Now pricing, everybody keeps asking whether pricing is going to get better. It’s sort of like the discussion on sort of inflation and the Fed, isn’t it?
Nathan Rich
Right.
Richard Francis
When Fed is going to reduce it? What’s inflation going to be? So, for me, pricing is something that we did never predict as a positive. So, if you look at [Technical Difficulty] growth, we launched it last year, we said generics would contribute very, very small amount to our growth to ’27. [Technical Difficulty] our US business quickly, and we didn’t know what the market was going to do. Now, we believe the only way to — so pricing is all about competition. I can’t control competition. The only way I can control pricing is I launch new products, which have less competition. I improve manufacturing cost of goods to offset some of the price erosion with cost of goods improvement. Those are the things we focus on.

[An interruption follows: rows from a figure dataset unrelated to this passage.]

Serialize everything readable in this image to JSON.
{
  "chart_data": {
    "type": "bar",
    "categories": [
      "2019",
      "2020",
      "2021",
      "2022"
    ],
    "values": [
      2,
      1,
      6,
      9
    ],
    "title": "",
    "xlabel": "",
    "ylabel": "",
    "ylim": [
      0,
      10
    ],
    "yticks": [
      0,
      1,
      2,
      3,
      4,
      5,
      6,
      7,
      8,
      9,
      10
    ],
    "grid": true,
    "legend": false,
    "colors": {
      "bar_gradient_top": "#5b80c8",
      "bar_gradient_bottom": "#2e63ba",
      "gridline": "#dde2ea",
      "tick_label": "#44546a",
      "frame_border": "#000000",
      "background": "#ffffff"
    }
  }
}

Will the world get better? I don’t know. If I was one of the purchasers, I would not. I would keep trying to drive down prices as much [Technical Difficulty] make more money. [Technical Difficulty] quarters where it’s better, we’ll take that. But I don’t think I’ll ever — I never say this, I think I’m always told not to say this, but I don’t think I’ll ever say we didn’t hit our targets because the pricing in the US went down so much — too much, I wouldn’t say that.
Nathan Rich
But I guess on the flip side, do you feel like there have been structural changes to the…
Richard Francis
No.
Nathan Rich
No?
Richard Francis
No. Everybody keeps asking me that. No. The three buyers are still living ferociously hand to mouth and one of the least price. Some quarters, less people come into the market with new molecules, some quarters more come in. But to look at that in a positive way, I think is — for us, we think it’s dangerous. We just assume it’s going to be super hard every year. And if it’s not, we’ll take it. But if it is, we’re prepared for it. And we don’t make excuses internally. We say, well, we make them — we need to make our stuff cheaper every year, and we need to launch better every year. If we do those, we can handle whatever comes with it.
Nathan Rich
Yeah. Great. Well, that’s all the time we had. Richard, thanks so much. Really appreciate it.
Richard Francis
Really appreciate it. Thanks for your time. Thank you.